Di sana juga terdapat perosotan untuk bermain anak, sehingga para orang tua bisa makan sambil memperhatikan anak-anak mereka yang tengah bermain perosotan.
" Ini mama bawakan kue sama ayam kesukaan abang sama adek, nanti makan sama-sama, ya? " kata Titi pada Nanda.
" Horee.. asik ada kue sama ayam! " kata Nanda dengan riang.
" Adek mau kue sama ayam juga, nggak? " tanya Ari pada Andi yang sekarang sedang di gendongnya.

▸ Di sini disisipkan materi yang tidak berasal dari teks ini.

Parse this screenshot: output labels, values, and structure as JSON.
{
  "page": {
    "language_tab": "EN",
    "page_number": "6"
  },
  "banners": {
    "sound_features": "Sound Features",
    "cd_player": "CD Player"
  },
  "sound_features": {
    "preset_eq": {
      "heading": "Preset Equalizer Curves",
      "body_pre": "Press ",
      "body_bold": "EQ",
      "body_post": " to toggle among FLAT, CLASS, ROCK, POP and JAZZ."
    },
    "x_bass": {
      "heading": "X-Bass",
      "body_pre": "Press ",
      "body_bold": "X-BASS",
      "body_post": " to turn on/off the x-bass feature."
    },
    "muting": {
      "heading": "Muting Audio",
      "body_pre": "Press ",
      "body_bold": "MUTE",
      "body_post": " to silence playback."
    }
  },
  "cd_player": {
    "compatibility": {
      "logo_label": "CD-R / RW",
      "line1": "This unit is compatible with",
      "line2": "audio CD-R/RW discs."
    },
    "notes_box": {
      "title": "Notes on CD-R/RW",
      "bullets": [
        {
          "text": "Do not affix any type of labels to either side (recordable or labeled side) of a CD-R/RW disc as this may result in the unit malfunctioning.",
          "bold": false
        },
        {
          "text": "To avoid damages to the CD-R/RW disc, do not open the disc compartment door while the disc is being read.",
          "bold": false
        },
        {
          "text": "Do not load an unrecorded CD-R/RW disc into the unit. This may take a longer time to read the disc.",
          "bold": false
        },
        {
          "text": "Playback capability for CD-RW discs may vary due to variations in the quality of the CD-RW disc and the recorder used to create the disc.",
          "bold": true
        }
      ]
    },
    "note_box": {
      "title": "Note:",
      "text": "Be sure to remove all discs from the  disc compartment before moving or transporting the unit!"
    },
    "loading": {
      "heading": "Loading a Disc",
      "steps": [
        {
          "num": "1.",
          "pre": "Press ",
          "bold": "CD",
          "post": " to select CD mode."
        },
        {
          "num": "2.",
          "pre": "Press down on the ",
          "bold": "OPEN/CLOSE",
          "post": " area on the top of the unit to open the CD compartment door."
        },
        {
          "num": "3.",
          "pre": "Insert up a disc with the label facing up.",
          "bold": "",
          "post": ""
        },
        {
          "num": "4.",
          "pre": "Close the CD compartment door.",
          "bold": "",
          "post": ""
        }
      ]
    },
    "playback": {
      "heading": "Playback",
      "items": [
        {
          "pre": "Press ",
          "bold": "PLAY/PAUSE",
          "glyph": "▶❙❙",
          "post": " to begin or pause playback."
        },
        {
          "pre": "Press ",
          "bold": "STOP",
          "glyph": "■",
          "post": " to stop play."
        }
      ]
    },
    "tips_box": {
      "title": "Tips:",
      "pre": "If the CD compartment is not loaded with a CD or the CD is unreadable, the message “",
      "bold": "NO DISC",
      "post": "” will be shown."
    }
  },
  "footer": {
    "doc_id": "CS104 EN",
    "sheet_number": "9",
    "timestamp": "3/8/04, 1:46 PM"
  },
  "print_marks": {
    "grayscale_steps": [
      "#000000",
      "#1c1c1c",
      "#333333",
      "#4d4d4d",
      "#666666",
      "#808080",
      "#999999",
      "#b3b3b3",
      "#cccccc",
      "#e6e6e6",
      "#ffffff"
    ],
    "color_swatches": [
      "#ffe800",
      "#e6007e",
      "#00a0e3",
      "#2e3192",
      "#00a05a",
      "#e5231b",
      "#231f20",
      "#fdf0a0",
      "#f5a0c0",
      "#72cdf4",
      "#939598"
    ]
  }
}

" Iya, mau..! " jawab Andi.
" Sekarang semua masuk ke rumah ya, cuci tangannya yang bersih biar bisa makan ayamnya. " kata Titi pada kedua anaknya.
Ari menurunkan Andi dari gendongannya, lalu membantu Nanda dan Andi mencuci tangan.
Titi menyiapkan kue dan ayam buat anak-anaknya, lalu memisahkan untuk ibu dan ayahnya juga memisahkan buat Ari.
Setelah mencuci tangan, Nanda dan Andi duduk didepan tivi menunggu mamanya membawakan ayam buat mereka.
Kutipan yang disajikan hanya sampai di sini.